1493年至1496年间,皮耶罗·佩鲁吉诺 (皮耶罗·范努奇;约1450年出生于奇塔·德拉·皮耶韦——1523年逝于丰蒂尼亚诺)于15世纪末创作(此外,佩鲁吉诺画派的传统在坎德利《最后的晚餐》中得到了进一步发展,这幅归因于索格利亚尼的壁画, 约创作于1510-1514年,现藏于佛罗伦萨坎德利前修道院)中可见,该壁画可视为佩鲁吉诺画派传统的进一步发展。这幅作品位于富利尼奥的食堂内——该处原为来自福利尼奥的方济各会第三会修女们的修道院,如今被称为圣奥诺弗里奥。在此,画面空间显得更加开阔明亮。 使徒们身后延伸着广阔的风景,而人物的布局相比之前的范例更为自由。 背景中还出现了一个第二福音场景:基督在花园中,而使徒们正在沉睡。更远处可见一位手持圣杯的天使。因此,这幅《最后的晚餐》成为了一部将受难记中不同场景相互关联的故事画卷。
在16世纪的前几十年里,佛罗伦萨式“最后晚餐”的创作模式还与莱昂纳多·达·芬奇(莱昂纳多·达·芬奇,1452年出生于温奇,1519年逝于昂布瓦兹)在米兰圣玛丽亚德拉格拉齐亚修道院《最后的晚餐》中引入的新颖手法形成了对话。 得益于复制品和版画的广泛流传,这幅作品甚至在伦巴第地区以外也广为人知,并最终对佛罗伦萨绘画产生了影响。另一个有趣的案例是弗兰西亚比奥( 弗朗切斯科·迪·克里斯托法诺; 佛罗伦萨,1484—1525)位于前圣乔瓦尼·德拉·卡尔萨修道院的《卡尔萨最后的晚餐》。这幅壁画被乔尔乔·瓦萨里提及,被认为是佛罗伦萨第一幅,也是几乎唯一一幅直接借鉴莱昂纳多革命性构图的《最后的晚餐》。 实际上,没有文献记载弗兰西亚比焦曾前往米兰:因此,他与达·芬奇的关系应归因于《最后的晚餐》图像的传播,这使得艺术家们即使没有亲眼见过原作,也能了解并研究这幅作品。 将这幅壁画归因于弗兰西亚比焦的依据还包括另一个细节:凳子的一条腿上刻有艺术家的姓名首字母缩写及1514这一年份。
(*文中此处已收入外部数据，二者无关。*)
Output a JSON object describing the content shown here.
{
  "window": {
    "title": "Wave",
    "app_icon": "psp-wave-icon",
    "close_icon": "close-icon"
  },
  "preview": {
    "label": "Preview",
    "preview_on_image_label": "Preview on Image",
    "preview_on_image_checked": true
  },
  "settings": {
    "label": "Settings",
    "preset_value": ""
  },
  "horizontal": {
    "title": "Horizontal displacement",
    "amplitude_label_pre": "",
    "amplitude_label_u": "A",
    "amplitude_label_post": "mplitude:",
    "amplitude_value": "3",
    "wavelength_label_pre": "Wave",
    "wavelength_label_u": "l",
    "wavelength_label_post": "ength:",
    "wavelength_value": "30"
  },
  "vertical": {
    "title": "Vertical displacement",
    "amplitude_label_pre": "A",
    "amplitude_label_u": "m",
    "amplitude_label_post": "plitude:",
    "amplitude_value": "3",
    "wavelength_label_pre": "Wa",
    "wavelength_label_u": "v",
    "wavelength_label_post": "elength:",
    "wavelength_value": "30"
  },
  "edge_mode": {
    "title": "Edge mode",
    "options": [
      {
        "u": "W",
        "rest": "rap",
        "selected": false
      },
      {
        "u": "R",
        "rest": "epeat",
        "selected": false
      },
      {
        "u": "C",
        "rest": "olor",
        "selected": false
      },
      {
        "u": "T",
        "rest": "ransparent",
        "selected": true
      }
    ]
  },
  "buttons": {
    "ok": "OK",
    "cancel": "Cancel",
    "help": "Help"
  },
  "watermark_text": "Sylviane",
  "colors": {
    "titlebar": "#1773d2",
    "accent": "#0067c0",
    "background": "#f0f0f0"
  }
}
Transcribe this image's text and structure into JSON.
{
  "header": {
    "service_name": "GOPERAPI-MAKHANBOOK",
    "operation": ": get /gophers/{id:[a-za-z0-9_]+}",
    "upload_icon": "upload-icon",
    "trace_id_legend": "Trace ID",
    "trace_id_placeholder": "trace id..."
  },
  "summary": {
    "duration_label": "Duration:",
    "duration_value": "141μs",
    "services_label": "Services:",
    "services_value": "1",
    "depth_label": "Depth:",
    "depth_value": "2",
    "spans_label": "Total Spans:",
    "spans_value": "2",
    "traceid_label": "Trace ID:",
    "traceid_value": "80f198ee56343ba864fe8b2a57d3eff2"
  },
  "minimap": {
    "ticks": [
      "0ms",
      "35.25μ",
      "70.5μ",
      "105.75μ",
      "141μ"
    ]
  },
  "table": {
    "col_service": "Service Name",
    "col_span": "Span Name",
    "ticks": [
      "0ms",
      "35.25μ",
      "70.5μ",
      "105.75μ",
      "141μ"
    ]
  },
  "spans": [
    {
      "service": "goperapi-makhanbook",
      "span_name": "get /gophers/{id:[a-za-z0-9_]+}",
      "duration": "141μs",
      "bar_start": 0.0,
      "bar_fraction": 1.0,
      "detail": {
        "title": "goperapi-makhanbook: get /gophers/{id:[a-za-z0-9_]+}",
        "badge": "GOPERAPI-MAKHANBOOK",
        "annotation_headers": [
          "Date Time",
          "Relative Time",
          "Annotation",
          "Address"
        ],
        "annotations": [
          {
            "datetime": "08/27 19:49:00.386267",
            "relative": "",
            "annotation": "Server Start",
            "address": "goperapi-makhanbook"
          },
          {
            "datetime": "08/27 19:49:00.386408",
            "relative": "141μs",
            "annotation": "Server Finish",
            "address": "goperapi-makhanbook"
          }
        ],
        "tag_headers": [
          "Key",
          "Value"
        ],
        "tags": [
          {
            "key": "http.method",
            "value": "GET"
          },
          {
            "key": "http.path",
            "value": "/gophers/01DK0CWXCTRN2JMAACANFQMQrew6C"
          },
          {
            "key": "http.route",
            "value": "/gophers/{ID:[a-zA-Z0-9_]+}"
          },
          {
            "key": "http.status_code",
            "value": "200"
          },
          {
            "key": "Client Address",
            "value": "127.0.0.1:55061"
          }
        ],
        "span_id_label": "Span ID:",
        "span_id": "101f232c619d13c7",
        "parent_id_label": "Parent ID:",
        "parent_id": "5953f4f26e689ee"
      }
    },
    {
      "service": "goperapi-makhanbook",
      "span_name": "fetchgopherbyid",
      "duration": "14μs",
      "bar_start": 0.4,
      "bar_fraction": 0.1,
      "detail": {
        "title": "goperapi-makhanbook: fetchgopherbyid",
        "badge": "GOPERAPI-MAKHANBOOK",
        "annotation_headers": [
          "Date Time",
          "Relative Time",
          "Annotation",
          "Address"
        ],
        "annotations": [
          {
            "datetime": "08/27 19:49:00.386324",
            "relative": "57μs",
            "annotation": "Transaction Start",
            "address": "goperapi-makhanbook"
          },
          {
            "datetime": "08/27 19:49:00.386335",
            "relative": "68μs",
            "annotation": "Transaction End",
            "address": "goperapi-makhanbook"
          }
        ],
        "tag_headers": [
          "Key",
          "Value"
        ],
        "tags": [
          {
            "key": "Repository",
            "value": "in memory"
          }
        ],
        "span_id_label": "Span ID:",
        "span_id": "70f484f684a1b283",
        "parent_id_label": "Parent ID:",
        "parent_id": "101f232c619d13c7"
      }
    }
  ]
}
在安德烈亚·德尔·萨尔托( 佛罗伦萨,1486—1530)于1526年完成的圣萨尔维修道院《最后的晚餐》中,这一主题呈现出不同的诠释。整个场景的张力都集中在绘有壁画的食堂内部。 背景中没有宗教题材的场景,建筑本身则成为了透视构图的关键要素。 有两个人物伫立在露台上,如同观众般旁观着这一场景——这种呈现方式颇为独特,因为它将一位似乎正与站在壁画前的人们一同观望事件的人引入了画中。因此,画中空间与现实空间之间的界限变得更难辨别。 透视法和错视画技法将画中的食堂转化为现实空间的一种延伸,人物似乎置身于一个连参观者都能身临其境的环境中,因此,这幅宗教场景直接与参观者产生了对话。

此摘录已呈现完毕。